The octopus is a mysterious creature. This can be attributed primarily to their appearance. They are essentially a sac with 8 arms, 3 hearts, 9 brains and blue blood, which can admittedly be a bit less than appetizing! And that’s before one considers their apparent intelligence (octopuses have been known to open jars, as well as demonstrate personalities), and defense mechanisms (Imagine being able to shoot a stream of ink in order to get away from a predator, or being able to change the color of your skin?). Octopuses are truly fascinating animals (and yes, the plural form of octopus IS octopuses).
Despite these facts, the octopus represents a supremely common food source throughout the world. They form an important staple in places like Japan and the Mediterranean. That’s why, regardless of its lack of popularity among Americans, you will find octopus on plenty of U.S. menus. In salads, over pasta, served alone, alongside potatoes and more! Octopus is popular among chefs and connoisseurs, and for good reason!

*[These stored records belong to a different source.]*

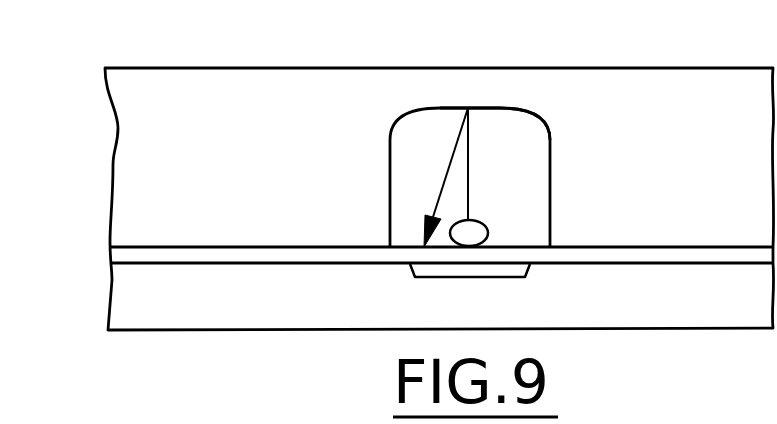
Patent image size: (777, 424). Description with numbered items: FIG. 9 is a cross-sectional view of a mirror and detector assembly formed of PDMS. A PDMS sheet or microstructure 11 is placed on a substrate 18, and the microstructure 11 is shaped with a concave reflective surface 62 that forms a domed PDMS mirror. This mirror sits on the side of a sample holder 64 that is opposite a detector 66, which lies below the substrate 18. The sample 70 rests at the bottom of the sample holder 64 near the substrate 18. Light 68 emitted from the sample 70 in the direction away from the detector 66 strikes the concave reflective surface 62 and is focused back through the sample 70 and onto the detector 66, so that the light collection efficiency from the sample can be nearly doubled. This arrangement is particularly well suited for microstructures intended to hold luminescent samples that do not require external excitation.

The microstructure 11 is at (125, 163).
The substrate 18 is at (125, 257).
The concave reflective surface 62 is at (503, 112).
The sample holder 64 is at (533, 188).
The detector 66 is at (530, 265).
The light 68 is at (450, 148).
The sample 70 is at (489, 237).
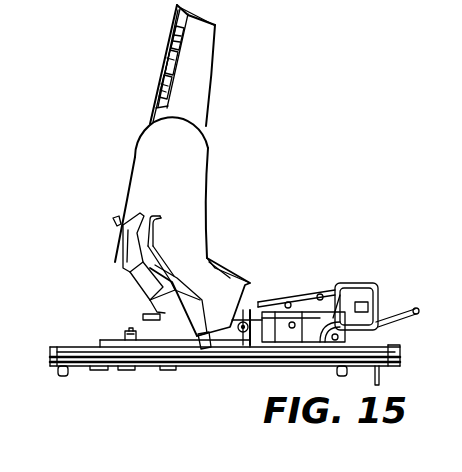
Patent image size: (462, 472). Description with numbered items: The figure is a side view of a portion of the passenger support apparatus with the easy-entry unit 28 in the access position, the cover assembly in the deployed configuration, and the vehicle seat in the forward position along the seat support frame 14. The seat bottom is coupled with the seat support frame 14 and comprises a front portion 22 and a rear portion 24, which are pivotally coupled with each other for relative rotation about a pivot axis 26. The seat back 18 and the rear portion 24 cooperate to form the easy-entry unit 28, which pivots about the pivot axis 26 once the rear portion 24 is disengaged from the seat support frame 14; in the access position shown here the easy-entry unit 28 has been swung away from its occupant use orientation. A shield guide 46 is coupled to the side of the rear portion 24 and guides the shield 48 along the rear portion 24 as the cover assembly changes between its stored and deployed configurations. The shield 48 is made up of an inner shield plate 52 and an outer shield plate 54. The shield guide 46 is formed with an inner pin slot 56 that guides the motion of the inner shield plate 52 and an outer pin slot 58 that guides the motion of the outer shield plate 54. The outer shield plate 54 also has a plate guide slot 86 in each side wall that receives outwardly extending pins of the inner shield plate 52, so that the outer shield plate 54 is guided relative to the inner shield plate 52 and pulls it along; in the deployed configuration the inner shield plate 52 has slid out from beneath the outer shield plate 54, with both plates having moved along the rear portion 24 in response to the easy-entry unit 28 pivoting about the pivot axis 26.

The seat support frame 14 is at (388, 351).
The seat back 18 is at (162, 107).
The front portion 22 is at (328, 296).
The rear portion 24 is at (266, 291).
The pivot axis 26 is at (247, 338).
The easy-entry unit 28 is at (222, 144).
The shield guide 46 is at (205, 198).
The shield 48 is at (150, 312).
The inner shield plate 52 is at (125, 278).
The outer shield plate 54 is at (148, 316).
The inner pin slot 56 is at (133, 217).
The outer pin slot 58 is at (163, 266).
The plate guide slot 86 is at (195, 328).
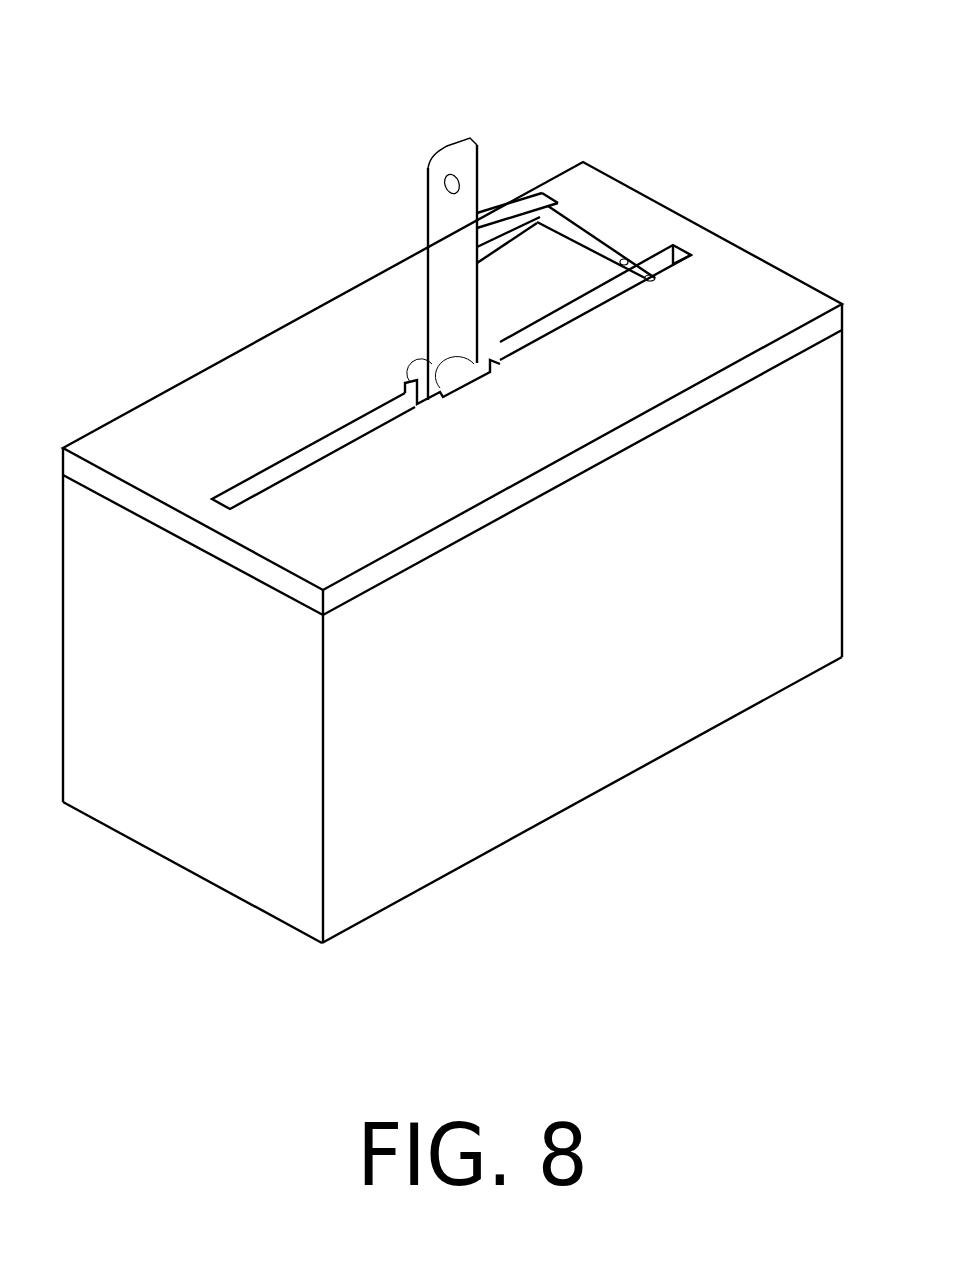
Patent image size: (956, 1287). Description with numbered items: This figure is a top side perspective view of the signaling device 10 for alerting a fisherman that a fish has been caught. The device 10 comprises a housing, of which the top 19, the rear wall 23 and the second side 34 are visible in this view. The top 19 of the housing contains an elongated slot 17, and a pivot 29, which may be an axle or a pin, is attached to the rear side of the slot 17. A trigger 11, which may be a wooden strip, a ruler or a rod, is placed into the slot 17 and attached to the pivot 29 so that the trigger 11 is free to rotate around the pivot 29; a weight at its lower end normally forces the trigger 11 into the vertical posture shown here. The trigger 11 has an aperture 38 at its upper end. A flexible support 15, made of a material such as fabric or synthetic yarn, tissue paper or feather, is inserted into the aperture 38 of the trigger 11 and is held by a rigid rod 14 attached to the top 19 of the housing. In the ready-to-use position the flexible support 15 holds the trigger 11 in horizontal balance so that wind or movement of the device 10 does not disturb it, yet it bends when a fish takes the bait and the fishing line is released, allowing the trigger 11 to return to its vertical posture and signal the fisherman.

Octopuses live in warm, temperate waters around the entire globe. They enjoy eating crustaceans and mollusks, which helps give octopus their amazing flavor. When cooked correctly, octopus has a very similar texture to lobster, with a very mild flavor. The key words here are when cooked correctly. Unfortunately, many people have had bad experiences eating octopus, and that’s usually a result of how its cooked. First off, octopuses always need to be tenderized in some capacity. Each culture where octopus is prevalent has a different technique for tenderizing octopus. Greeks whole heartedly believe that hitting octopus against rocks does the trick, some people prefer adding vinegar to a pot of boiling water, and others pound it with a mallet.
Our hope is that you’ll give octopus a new chance in your diet. We think you’ll enjoy this world-popular delicacy. Give it a try!